The redis layer however stores vectors and their associated data (most of the time just a string) as JSON strings! So this adds a lot of overhead to this and is very likely the reason for your observation.
Are your vectors sparse? If so, and most values are zero anyway, then I should soon finish a branch that has some additions to use sparse vectors. The redis footprint is with the sparse representation of course much smaller.
thanks for your description. yes, most values are zero in my vectors. Can you say When do you publish it?
Will take a look into the branch to tell....
I added support for sparse vectors to processing, hashes and redis storage. Check the last three commits.
For calculations (dot product / projections) NearPy uses CSR format now. For storing into redis it uses COO format. See http://docs.scipy.org/doc/scipy/reference/sparse.html for further details.

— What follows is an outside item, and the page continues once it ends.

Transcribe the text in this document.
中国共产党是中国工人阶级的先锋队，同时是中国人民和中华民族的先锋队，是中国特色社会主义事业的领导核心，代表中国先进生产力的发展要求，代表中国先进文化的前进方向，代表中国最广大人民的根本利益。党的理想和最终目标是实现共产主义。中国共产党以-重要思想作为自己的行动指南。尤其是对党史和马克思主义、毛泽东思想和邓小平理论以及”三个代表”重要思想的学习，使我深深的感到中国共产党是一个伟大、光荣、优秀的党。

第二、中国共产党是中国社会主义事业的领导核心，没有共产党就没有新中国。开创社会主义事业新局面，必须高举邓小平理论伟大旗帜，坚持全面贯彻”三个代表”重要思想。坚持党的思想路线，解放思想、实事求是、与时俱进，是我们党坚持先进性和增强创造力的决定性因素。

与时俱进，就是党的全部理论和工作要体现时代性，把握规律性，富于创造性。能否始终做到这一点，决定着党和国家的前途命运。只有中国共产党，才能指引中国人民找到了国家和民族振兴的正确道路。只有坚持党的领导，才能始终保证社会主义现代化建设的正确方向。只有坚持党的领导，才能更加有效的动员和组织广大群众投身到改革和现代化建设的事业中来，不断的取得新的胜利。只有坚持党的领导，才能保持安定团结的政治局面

So if your vectors are sparse you should use actual sparse vectors/matrices now, as supported by scipy.
Your sparse vectors have to have a shape of (n, 1), where n is your feature space dimension. If this is given, you can use NearPy as usual.
Random sparse vectors for example can be generated like this: scipy.sparse.rand(30, 1, density=0.3), so shape in this case is (30, 1).
Tnx, it's very helpful for me. I had trouble with memory:)
Hi, I have a problem with memory usage, my vector dim is 2**14, i know it's very large but in #3 you say about turning vectors to sparse matrix this is my redis memory usage when my vectors count is 239:
Why it's Use about 169M of ram? is it normal for my data size?